L'état de l'État de droit - Elise Bernard

La question des langues régionales

@Martijn Vonk/Unsplash La question des langues régionales
@Martijn Vonk/Unsplash

À propos d’Elise Bernard : Docteur en droit public, enseignante à Sciences-Po Aix et à l'ESSEC, décrypte chaque semaine les traductions concrètes, dans notre actualité et notre quotidien, de ce grand principe fondamental européen qu’est l’État de droit. Ses analyses sont publiées sur la page Europe Info Hebdo.

L'Etat de droit c’est indispensable pour faire vivre une Europe comme communauté politique mais comment prendre en compte certains particularismes nationaux ?

Franchement Laurence, je trouve dans l’Union, les questions nationales ne le restent jamais longtemps. D’ailleurs, certains problèmes politiques intérieurs peuvent trouver leur dénouement en passant par la réglementation supranationale européenne. Regardez le Premier ministre espagnol Pedro Sanchez.

Ah oui c’est vrai que depuis les élections de juillet, il cherche des alliés pour former un gouvernement.

Voilà, sans entrer dans les détails, Sanchez tente de rallier les députés du parti “Unis pour la

Catalogne” et parmi les conditions posées, se trouve la reconnaissance du Catalan comme langues officielles des institutions de l’UE. La reconnaissance des autres langues régionales du Royaume y compris.

Ça ne devrait pas être un problème, le multilinguisme fait partie des principes démocratiques reconnus officiellement et mis en œuvre par l’UE.

Tout à fait, c’est même inscrit dans les traités (art. 55).
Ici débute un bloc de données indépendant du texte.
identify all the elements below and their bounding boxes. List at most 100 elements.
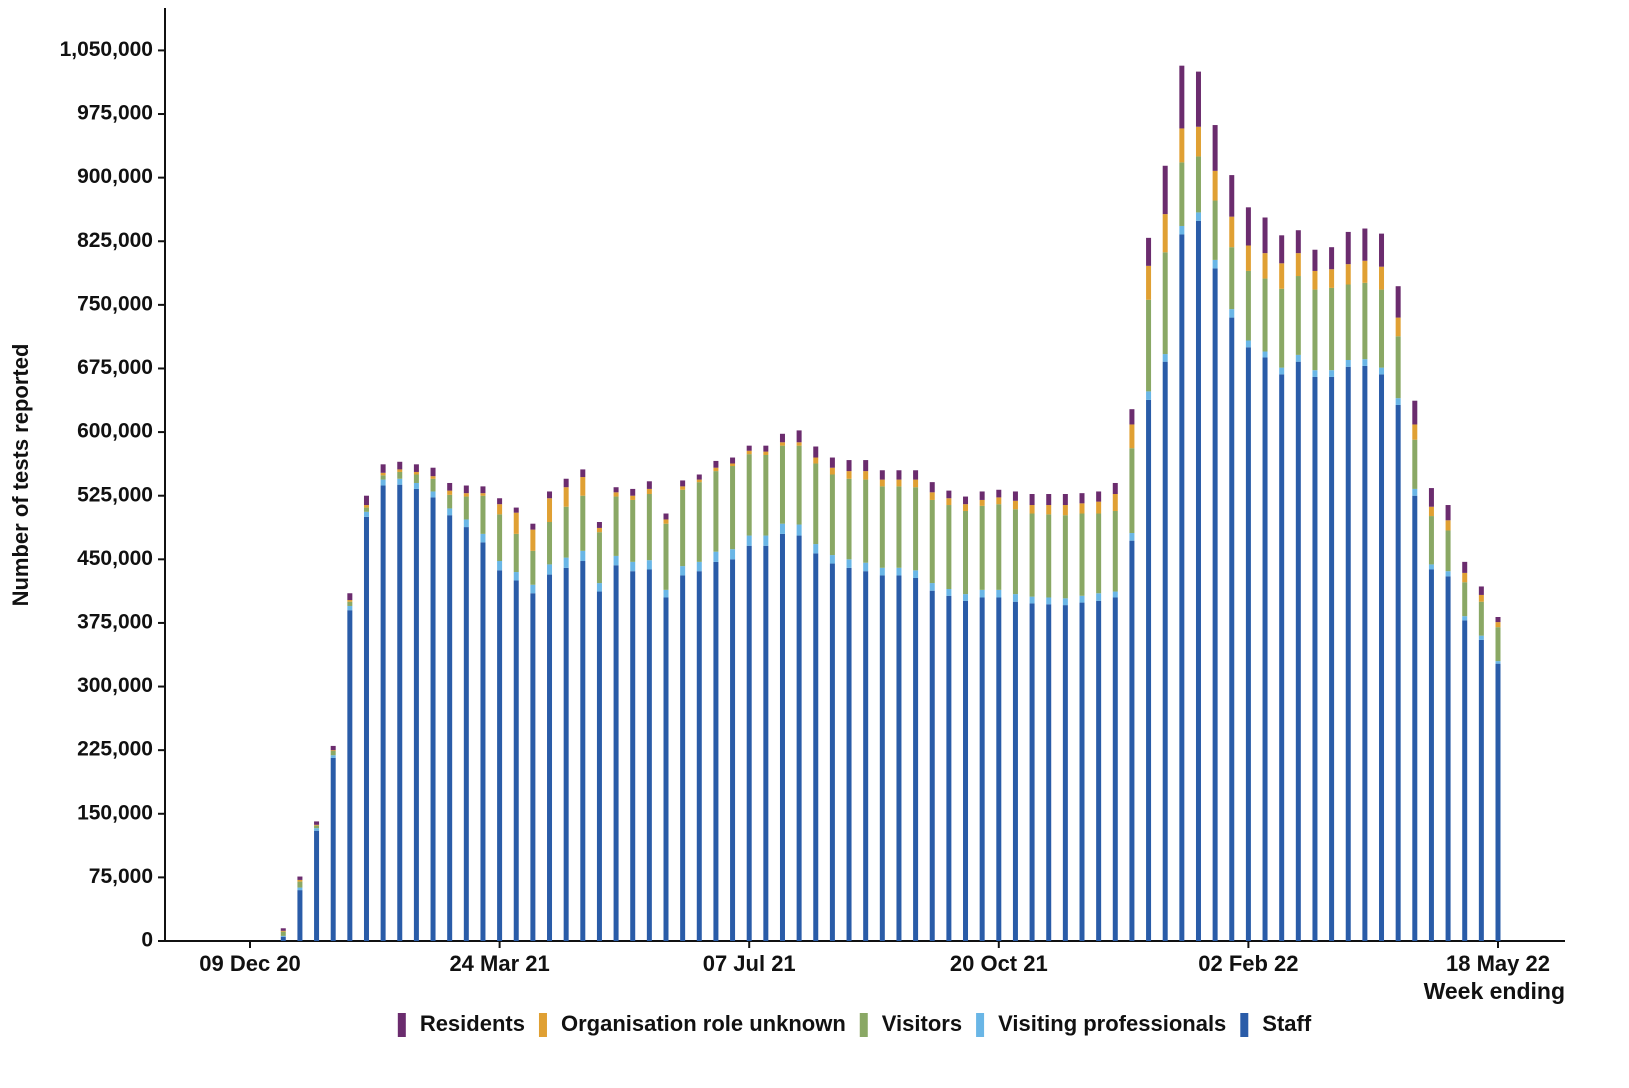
bar-segment — [680, 575, 686, 941]
bar-segment — [1179, 128, 1185, 163]
bar-segment — [397, 461, 403, 470]
bar-segment — [696, 482, 702, 562]
bar-segment — [1146, 265, 1152, 300]
bar-segment — [680, 480, 686, 487]
bar-segment — [497, 504, 503, 515]
bar-segment — [813, 544, 819, 554]
bar-segment — [713, 467, 719, 472]
bar-segment — [497, 561, 503, 571]
bar-segment — [763, 451, 769, 455]
bar-segment — [1295, 230, 1301, 254]
bar-segment — [1345, 284, 1351, 360]
bar-segment — [413, 464, 419, 472]
bar-segment — [380, 475, 386, 480]
bar-segment — [1312, 370, 1318, 377]
x-tick-label: 09 Dec 20 — [199, 951, 301, 976]
bar-segment — [1445, 576, 1451, 941]
bar-segment — [1362, 260, 1368, 283]
bar-segment — [563, 567, 569, 941]
bar-segment — [896, 470, 902, 480]
bar-segment — [447, 508, 453, 516]
bar-segment — [596, 591, 602, 941]
bar-segment — [1162, 354, 1168, 362]
bar-segment — [1462, 582, 1468, 617]
y-tick-label: 450,000 — [77, 547, 153, 570]
bar-segment — [1229, 309, 1235, 318]
bar-segment — [1212, 170, 1218, 201]
bar-segment — [979, 597, 985, 941]
y-tick-label: 150,000 — [77, 801, 153, 824]
bar-segment — [513, 572, 519, 581]
legend-swatch — [976, 1013, 985, 1037]
bar-segment — [813, 457, 819, 464]
bar-segment — [380, 472, 386, 476]
bar-segment — [1478, 594, 1484, 602]
bar-segment — [1395, 398, 1401, 405]
bar-segment — [646, 494, 652, 561]
bar-segment — [1245, 340, 1251, 348]
bar-segment — [1062, 494, 1068, 506]
bar-segment — [763, 545, 769, 941]
x-axis-label: Week ending — [1424, 978, 1565, 1004]
bar-segment — [663, 519, 669, 524]
bar-segment — [1345, 366, 1351, 942]
bar-segment — [1062, 605, 1068, 941]
bar-segment — [730, 463, 736, 467]
bar-segment — [447, 515, 453, 941]
bar-segment — [1362, 282, 1368, 360]
bar-segment — [1079, 602, 1085, 941]
bar-segment — [829, 563, 835, 941]
bar-segment — [430, 478, 436, 492]
bar-segment — [513, 533, 519, 573]
bar-segment — [646, 560, 652, 570]
bar-segment — [963, 510, 969, 595]
bar-segment — [730, 466, 736, 550]
bar-segment — [596, 527, 602, 533]
bar-segment — [563, 487, 569, 507]
bar-segment — [1112, 482, 1118, 495]
bar-segment — [1295, 361, 1301, 942]
y-axis-label: Number of tests reported — [8, 344, 33, 607]
bar-segment — [547, 564, 553, 575]
bar-segment — [680, 566, 686, 576]
bar-segment — [1495, 616, 1501, 623]
bar-segment — [347, 593, 353, 601]
bar-segment — [779, 442, 785, 446]
bar-segment — [1195, 212, 1201, 221]
bar-segment — [1312, 289, 1318, 371]
bar-segment — [314, 828, 320, 831]
bar-segment — [846, 567, 852, 941]
bar-segment — [696, 479, 702, 483]
bar-segment — [363, 505, 369, 508]
bar-segment — [1212, 125, 1218, 171]
bar-segment — [1112, 597, 1118, 941]
bar-segment — [1212, 200, 1218, 260]
bar-segment — [829, 467, 835, 475]
x-tick-label: 07 Jul 21 — [703, 951, 796, 976]
bar-segment — [280, 928, 286, 931]
bar-segment — [347, 610, 353, 941]
bar-segment — [630, 499, 636, 562]
bar-segment — [1012, 509, 1018, 595]
bar-segment — [913, 487, 919, 571]
bar-segment — [280, 935, 286, 937]
bar-segment — [1395, 336, 1401, 399]
bar-segment — [963, 600, 969, 941]
y-tick-label: 525,000 — [77, 483, 153, 506]
bar-segment — [547, 574, 553, 941]
bar-segment — [1379, 289, 1385, 368]
bar-segment — [1462, 561, 1468, 573]
bar-segment — [1329, 370, 1335, 377]
y-tick-label: 975,000 — [77, 102, 153, 125]
bar-segment — [613, 555, 619, 566]
bar-segment — [863, 471, 869, 480]
bar-segment — [1412, 495, 1418, 941]
bar-segment — [1129, 424, 1135, 449]
bar-segment — [497, 498, 503, 505]
bar-segment — [746, 535, 752, 546]
bar-segment — [330, 757, 336, 941]
bar-segment — [796, 442, 802, 446]
bar-segment — [1279, 263, 1285, 289]
bar-segment — [1062, 598, 1068, 606]
y-tick-label: 675,000 — [77, 356, 153, 379]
Nous comptons 24 langues officielles, dont certaines très spécifiques : c'est ce qui explique que l’anglais est resté une langue officielle malgré le Brexit pour les commodités d’usage.

Oui c’est vrai que l’Irlande a officiellement fait adopter le gaélique irlandais comme langue nationale.

C’est très net en Irlande, un peu moins en Espagne mais ça avance, les députés acceptent dans une résolution, depuis quelques jours, l’utilisation du catalan mais aussi du basque et du galicien dans ses institutions.

D’accord, donc comme la question divise en Espagne, les promoteurs des langues régionales poussent leur action à Bruxelles !

Exactement. Pour des raisons de politique interne mais en conformité le droit de l’UE, les représentants de l’Etat régional qu’est l’Espagne demandent aux représentants des autres Etats d’accepter ces 3 nouvelles langues comme étant officielles à l’UE.

Ils s’y sont opposés ?

Non de ce que je comprends, ce n’est pas urgent, ça peut être un symbole intéressant pour la fin de la présidence tournante espagnole du Conseil.

L’enjeu est donc minime.

Pas si minime que ça, si on y réfléchit un peu. Il est question de dizaines de millions de locuteurs de ces langues régionale, les voir inclues dans ce qu’on appelle Union européenne n’est pas un détail.

Alors pourquoi s’y opposer, à cause des coûts de traduction et interprétariat ?

Plus sérieusement, ce qui est craint c’est que si les régionalistes obtiennent cette avancée ils réclameront plus à Pedro Sanchez : une loi d'amnistie pour les personnes impliquées dans le référendum illégal lié à la déclaration d’indépendance de la Catalogne, le 1er octobre 2017.

Mais ils avaient déjà été graciés n’est pas ?

Oui en 2021 reconnaitre mais l’amnistie va changer complètement la donne en matière de promotion régionaliste et va beaucoup plus loin que le simple usage d’une langue !

Un entretien réalisé par Laurence Aubron.